Martín González tiene 39 y ya no le queda nada por demostrar. Le queda saber dónde colocarse, cuándo bajar el ritmo y qué decir en el descanso, y nada de eso sale en una gráfica física.
Rodrigo Lemos llega con 39 años, sin nada que demostrar y con mucho que transmitir. Las piernas son moneda de jóvenes; saber dónde colocarse no envejece.
«Ya duraba demasiado. Prefiero decirlo a la cara antes que dejarlo ahí.» Diez minutos a puerta cerrada en Fenix, y los dos salieron diciendo que no pasaba nada.
Los clubes han llegado a un acuerdo, y lo que queda es puro trámite: reconocimiento médico, fotografía y firma. En Fenix nadie finge que volverá a vestir la camiseta.
La grada esperó un gol que nunca llegó. Colon defendió con todos, se marchó con lo que había venido a buscar, y los dos equipos podrían seguir jugando a estas horas sin estrenar el marcador.
Hay tardes en las que el portero es todo el equipo. 8 paradas, varias de ellas de las que nadie espera ver detenidas, y un marcador que favorece a los diez que tenía delante.

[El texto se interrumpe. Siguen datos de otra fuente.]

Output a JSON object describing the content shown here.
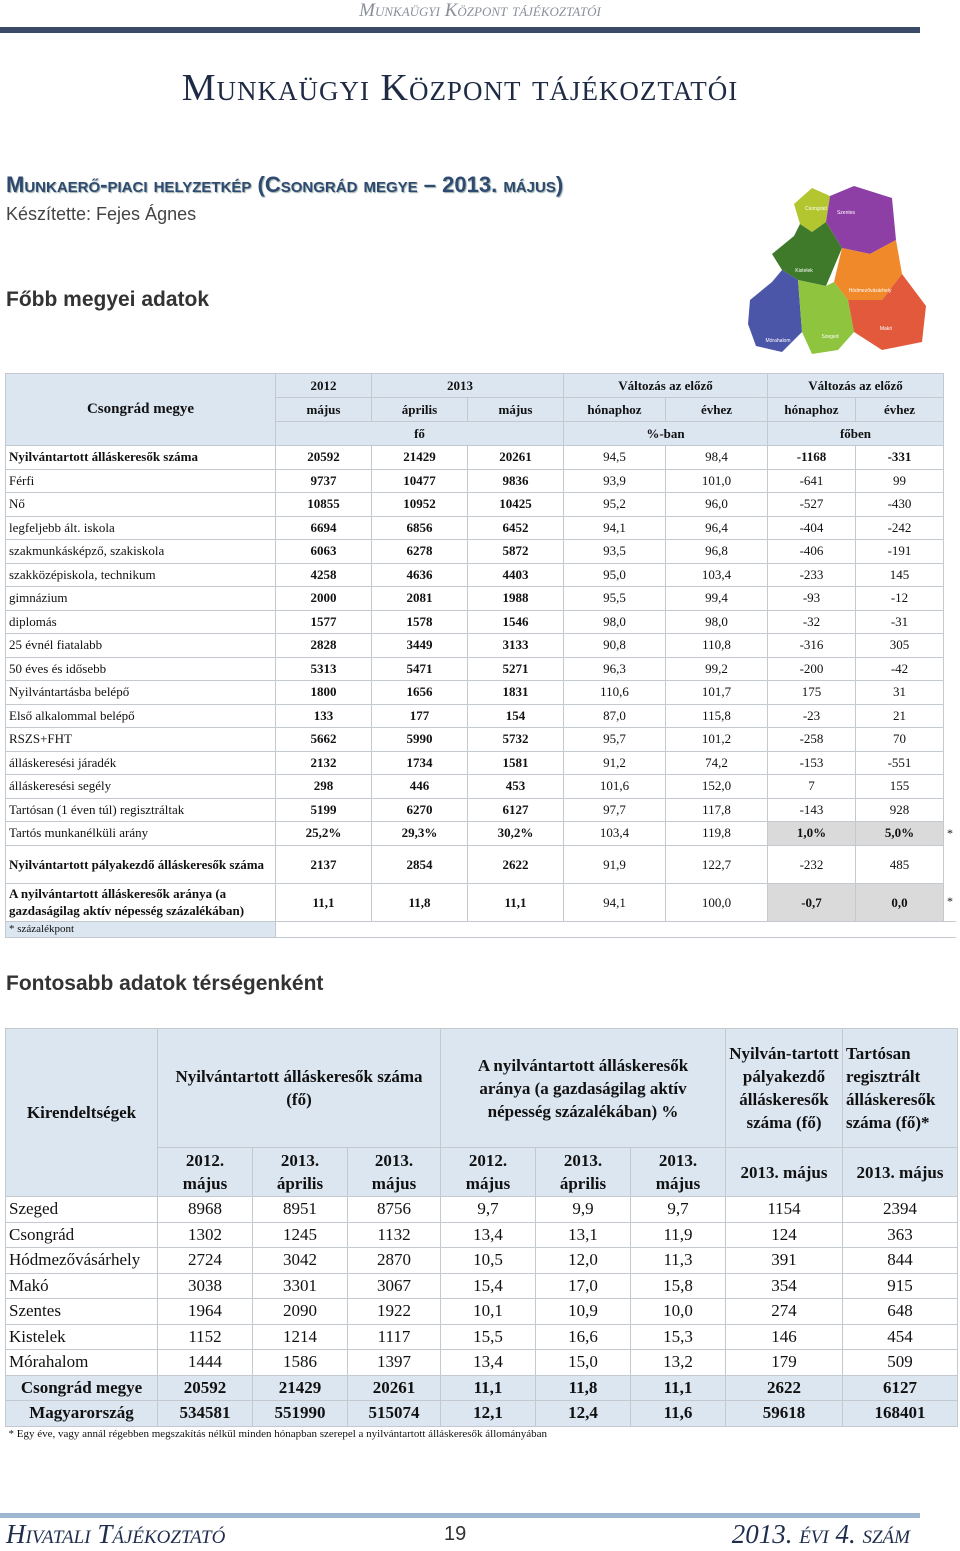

Se fue a celebrarlo como quien llevaba meses cargando con ello, porque lo llevaba. Fenix tienen a su fichaje desatascado y una pregunta menos en cada rueda de prensa.
«Ya duraba demasiado. Prefiero decirlo a la cara antes que dejarlo ahí.» Diez minutos a puerta cerrada en Fenix, y los dos salieron diciendo que no pasaba nada.
Las mejores operaciones son las que los contables ni llegan a notar. Viktor Mauritzen llega a Fenix con su ficha como único coste y algo que demostrar como única cláusula.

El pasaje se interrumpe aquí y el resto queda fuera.